Partager:
Dans un silence absolu, des centaines de Moscovites se sont succédé toute la journée de samedi pour déposer des fleurs en hommage à l'opposant Alexeï Navalny, mort en prison la veille, et qui était pour beaucoup un symbole d'"espoir".
Dès la matinée, la police a bouclé la place où se trouve le monument aux victimes des répressions politiques sous l'URSS, traditionnel lieu de rassemblement de l'opposition près de l'avenue Sakharov, artère qui porte le nom du célèbre dissident soviétique.
Des dizaines d'agents et des fourgons étaient sur place, a constaté une journaliste de l'AFP.
Devant le monument baptisé "Mur du deuil", des centaines de fleurs, des portraits d'Alexeï Navalny et des bougies ont été déposés par des Moscovites qui pour certains sont venus en famille, avec leurs enfants. Des femmes pleuraient.
"Nous n'oublierons jamais, nous ne pardonnerons jamais", "La Russie sera libre", "Qui est le suivant?", "Son cœur battait pour nous tous, rien n'est fini", pouvait-on lire sur des pancartes déposées parmi les fleurs.
"Navalny nous a donné l'espoir que l'injustice pourrait être vaincue. Grâce à lui j'ai cru qu'on pouvait un jour construire la +merveilleuse Russie du futur+", a confié Alexandre, un chauffeur de 40 ans, en reprenant une célèbre expression du principal opposant russe.
"La nouvelle de la mort de Navalny m'a abasourdi, stupéfié. Pour moi, venir ici et lui rendre hommage était une question de principe", raconte-t-il.
"Mais nous ne devons pas désespérer. Je veux croire que l'injustice sera un jour vaincue", ajoute-t-il.

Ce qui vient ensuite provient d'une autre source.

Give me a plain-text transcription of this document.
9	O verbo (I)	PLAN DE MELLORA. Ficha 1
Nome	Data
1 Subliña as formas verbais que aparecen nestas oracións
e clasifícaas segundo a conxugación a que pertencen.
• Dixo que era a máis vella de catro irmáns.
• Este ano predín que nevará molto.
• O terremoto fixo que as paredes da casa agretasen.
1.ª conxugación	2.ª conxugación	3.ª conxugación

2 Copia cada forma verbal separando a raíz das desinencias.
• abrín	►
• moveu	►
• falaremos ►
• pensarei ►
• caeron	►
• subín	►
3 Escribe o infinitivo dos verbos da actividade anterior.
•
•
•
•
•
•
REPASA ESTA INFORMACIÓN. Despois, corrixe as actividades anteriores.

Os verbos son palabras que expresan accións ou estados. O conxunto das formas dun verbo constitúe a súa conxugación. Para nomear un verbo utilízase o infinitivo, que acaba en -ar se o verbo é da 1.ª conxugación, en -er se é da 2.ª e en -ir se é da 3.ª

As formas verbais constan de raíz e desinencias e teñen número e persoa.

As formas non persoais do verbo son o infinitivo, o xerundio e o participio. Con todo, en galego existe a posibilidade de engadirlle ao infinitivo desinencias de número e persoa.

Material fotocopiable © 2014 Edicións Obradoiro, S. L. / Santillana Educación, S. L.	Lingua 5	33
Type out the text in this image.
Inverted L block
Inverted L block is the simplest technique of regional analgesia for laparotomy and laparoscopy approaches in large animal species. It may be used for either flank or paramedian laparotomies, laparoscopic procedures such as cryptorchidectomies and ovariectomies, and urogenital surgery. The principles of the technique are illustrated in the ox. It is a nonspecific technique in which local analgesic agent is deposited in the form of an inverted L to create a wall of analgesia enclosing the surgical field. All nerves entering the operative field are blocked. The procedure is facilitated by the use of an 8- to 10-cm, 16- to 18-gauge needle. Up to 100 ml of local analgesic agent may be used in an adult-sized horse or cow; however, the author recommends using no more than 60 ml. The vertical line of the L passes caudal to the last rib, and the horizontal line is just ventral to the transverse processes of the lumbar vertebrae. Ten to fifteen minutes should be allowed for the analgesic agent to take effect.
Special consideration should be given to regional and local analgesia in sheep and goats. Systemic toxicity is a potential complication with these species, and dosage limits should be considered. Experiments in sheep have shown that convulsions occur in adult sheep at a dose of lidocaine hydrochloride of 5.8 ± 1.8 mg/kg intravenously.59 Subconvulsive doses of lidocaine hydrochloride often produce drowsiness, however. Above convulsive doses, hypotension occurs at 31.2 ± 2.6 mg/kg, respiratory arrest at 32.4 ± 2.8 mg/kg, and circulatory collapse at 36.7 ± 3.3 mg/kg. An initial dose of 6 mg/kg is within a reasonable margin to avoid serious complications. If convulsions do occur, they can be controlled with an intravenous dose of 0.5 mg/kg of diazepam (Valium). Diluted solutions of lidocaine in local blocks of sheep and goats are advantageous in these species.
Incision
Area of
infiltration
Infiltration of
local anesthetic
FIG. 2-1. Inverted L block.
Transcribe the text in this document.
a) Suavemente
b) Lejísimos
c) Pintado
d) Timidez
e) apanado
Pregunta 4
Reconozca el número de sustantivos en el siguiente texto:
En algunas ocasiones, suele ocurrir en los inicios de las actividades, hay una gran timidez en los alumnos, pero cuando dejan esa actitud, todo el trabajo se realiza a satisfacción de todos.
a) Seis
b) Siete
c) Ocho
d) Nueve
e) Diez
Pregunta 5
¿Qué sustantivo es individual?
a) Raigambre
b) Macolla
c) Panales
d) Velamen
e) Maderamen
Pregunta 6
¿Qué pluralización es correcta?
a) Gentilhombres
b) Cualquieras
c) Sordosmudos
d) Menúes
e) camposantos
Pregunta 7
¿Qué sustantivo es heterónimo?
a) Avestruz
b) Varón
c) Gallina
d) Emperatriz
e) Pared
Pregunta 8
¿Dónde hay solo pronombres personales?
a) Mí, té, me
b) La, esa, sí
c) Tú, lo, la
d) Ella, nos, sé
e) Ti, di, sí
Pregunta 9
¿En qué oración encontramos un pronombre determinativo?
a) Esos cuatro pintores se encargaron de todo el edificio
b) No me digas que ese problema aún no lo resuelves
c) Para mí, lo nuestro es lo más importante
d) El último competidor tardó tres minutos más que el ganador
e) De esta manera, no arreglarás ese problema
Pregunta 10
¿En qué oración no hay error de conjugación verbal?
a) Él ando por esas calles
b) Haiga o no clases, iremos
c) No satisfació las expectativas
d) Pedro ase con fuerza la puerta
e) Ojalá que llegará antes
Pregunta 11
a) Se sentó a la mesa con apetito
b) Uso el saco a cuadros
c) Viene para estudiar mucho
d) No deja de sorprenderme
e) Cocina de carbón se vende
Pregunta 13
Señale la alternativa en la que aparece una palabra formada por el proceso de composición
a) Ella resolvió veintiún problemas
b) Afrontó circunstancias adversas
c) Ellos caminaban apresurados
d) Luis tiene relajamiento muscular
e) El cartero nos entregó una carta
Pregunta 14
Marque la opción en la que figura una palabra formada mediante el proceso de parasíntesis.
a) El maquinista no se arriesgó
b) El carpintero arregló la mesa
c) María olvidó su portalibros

Le rassemblement n'a pas échappé à la répression coutumière de ce genre d'événement: une quinzaine de personnes ont été arrêtées samedi, dont certaines sans ménagement, selon le média indépendant Sota.
L'AFP a été témoin de quatre arrestations et dans la soirée, la police ne laissait plus les journalistes s'approcher du monument.
- "Pas de tristesse, mais de la haine" -
Vendredi soir, des centaines de Russes étaient déjà venus déposer des fleurs devant un autre monument consacré aux victimes du Goulag, la pierre de Solovki, sur la fameuse place de la Loubianka, le siège du KGB soviétique puis FSB russe.
Elena, une médecin de 45 ans se trouvait parmi eux. "Je ne suis pas une partisane de Navalny. Mais je voulais témoigner mon respect envers ce prisonnier politique. Et être ce soir-là avec des gens qui partagent ma position", dit-elle.
"C'était en quelque sorte une solidarité silencieuse. Je ne ressentais pas de tristesse, mais de la haine envers ceux qui l'ont tué", ajoute Elena qui, comme les autres interlocuteurs, a préféré ne pas donner son nom de famille.
Au total, 359 personnes ont été arrêtées lors de rassemblements similaires en hommage à Alexeï Navalny en Russie ces deux derniers jours, selon un décompte de l'ONG spécialisée OVD-Info.
De nombreuses actions spontanées ont aussi eu lieu à travers le monde, dans les pays où se trouvent de nombreux Russes exilés, tel que dans les pays baltes ou à Berlin.
Le charismatique militant anticorruption était surtout populaire auprès de la jeunesse des grandes villes, à l'exemple de Moscou, où il était arrivé deuxième à l'élection municipale de 2013, la dernière à laquelle il avait été autorisé à se présenter.
Si Alexeï Navalny, l'ennemi juré du Kremlin, était enfermé en prison depuis son retour en Russie début 2021, il représentait malgré tout pour une partie de la population l'espoir lointain d'une fin de l'autoritarisme et de l'ère Poutine.
Sa mort vendredi dans une prison de l'Arctique, selon les autorités, prive en tout cas l'opposition russe -- laminée par des années de répression, la prison et l'exil -- de sa figure de proue.
Elle intervient un mois avant l'élection présidentielle en Russie, qui devrait voir Vladimir Poutine se maintenir au pouvoir pour un nouveau mandat de six ans.